Nitekim, uyuşmazlık konusu olayda; davacı hakkındaki yürütülen ceza kovuşturmasına konu eylem “çocuğa karşı cinsel istismar” iken, disiplin cezasına bağlanan fiil; “Memurluk sıfatı ile bağdaşmayacak nitelik ve derecede yüz kızartıcı ve utanç verici hareketlerde bulunmak” niteliğindedir.
Bu bağlamda; toplum ve ailenin korunmasına yönelik ceza normu ile memurluk sıfatının gereklerine ilişkin olarak disiplin yaptırımına bağlanan kuralların aynılığından bahsedilemeyeceği açıktır.
Mahkemece, davacı hakkında verilen mahkumiyet kararını esas alan bir yaklaşımla ve delillerin değerlendirilmesine ve irdelenmesine ilişkin herhangi bir açıklamaya yer verilmeyerek eylemin sübut bulduğundan bahisle karar verildiği, karara dayanak gösterilen ilk derece ceza mahkemesi kararının da, … Ceza Dairesi’nin … tarihli ve E:…, K:… sayılı kararıyla; davaya bakma görevinin ağır ceza mahkemesine ait olduğu gerekçesiyle bozulduğu görülmektedir.

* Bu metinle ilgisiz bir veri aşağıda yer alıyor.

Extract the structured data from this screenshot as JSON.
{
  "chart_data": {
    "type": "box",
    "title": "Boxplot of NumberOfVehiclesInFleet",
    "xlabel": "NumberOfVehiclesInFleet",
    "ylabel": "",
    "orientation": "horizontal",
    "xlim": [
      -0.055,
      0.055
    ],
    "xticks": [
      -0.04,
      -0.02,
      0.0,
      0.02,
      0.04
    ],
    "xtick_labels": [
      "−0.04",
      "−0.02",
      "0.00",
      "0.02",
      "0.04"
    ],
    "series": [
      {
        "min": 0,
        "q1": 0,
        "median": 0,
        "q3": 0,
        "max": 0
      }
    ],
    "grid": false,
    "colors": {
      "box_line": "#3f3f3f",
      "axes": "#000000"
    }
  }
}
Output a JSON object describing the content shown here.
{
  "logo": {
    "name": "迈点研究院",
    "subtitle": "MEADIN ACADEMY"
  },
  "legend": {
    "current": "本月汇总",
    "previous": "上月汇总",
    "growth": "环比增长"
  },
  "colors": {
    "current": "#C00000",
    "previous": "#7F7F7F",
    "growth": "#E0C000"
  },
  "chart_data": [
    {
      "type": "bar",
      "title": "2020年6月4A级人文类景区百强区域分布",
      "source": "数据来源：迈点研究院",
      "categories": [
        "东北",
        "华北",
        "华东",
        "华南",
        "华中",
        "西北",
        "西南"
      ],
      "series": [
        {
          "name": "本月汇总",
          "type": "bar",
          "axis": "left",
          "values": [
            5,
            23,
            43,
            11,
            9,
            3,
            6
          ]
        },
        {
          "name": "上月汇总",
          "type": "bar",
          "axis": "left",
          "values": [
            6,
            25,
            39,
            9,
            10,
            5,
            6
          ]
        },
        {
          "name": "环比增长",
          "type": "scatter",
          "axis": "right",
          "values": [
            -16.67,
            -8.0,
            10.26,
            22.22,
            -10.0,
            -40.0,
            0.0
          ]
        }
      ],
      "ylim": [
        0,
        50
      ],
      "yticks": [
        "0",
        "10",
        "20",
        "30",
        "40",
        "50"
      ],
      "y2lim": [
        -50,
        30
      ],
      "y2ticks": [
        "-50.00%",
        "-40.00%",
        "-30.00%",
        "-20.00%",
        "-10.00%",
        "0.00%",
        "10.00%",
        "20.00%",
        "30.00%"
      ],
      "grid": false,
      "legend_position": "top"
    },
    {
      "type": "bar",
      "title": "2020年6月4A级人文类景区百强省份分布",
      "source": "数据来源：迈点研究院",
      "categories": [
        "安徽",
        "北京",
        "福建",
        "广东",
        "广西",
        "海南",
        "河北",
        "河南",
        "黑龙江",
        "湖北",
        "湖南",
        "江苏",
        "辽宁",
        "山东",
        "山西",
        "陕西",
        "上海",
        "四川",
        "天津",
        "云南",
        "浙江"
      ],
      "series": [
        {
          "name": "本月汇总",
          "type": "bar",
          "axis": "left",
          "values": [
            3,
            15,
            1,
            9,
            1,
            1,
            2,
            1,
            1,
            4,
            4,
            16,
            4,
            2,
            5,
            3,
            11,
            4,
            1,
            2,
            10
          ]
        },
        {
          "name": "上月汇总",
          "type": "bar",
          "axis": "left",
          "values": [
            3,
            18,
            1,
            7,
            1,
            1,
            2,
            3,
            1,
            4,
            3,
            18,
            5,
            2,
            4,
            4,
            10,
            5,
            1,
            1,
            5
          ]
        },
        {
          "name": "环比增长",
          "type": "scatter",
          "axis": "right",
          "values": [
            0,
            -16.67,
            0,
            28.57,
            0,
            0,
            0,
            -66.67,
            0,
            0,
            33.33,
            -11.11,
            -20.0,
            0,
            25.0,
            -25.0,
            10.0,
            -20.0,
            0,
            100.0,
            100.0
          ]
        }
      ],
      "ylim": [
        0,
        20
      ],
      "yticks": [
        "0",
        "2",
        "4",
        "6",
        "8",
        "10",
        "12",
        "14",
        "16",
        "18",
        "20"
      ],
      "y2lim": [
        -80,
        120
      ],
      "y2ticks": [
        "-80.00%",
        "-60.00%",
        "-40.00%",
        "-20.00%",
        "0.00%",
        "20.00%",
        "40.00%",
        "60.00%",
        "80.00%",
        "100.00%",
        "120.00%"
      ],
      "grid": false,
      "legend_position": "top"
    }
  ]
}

Buna göre; davacıya isnat edilen disiplin suçu ve ceza yargılamasındaki suç nitelendirmesinin aynı olduğu, idari soruşturma raporunda ceza yargılamasında elde edilen delillerden başkaca bir hususun bulunmadığı göz önüne alındığında, … Asliye Ceza Mahkemesi’nin E: … sayılı kararının bozulması karşısında, dava konusu uyuşmazlık hakkında …Ağır Ceza Mahkemesi’nce verilecek karar gözönünde bulundurularak yeniden bir karar verilmesi gerekmektedir.

KARAR SONUCU:
Açıklanan nedenlerle;
1. 2577 sayılı Kanun’un 49. maddesine uygun bulunan davacının temyiz isteminin kabulüne,
2. Davanın yukarıda özetlenen gerekçeyle reddine ilişkin, … İdare Mahkemesinin … tarih ve E:…, K:.. sayılı kararının 2577 sayılı Kanun’un 49. maddesi uyarınca BOZULMASINA,
3. Yeniden bir karar verilmek üzere dosyanın anılan Mahkemeye gönderilmesine, 29/09/2020 tarihinde oybirliğiyle karar verildi.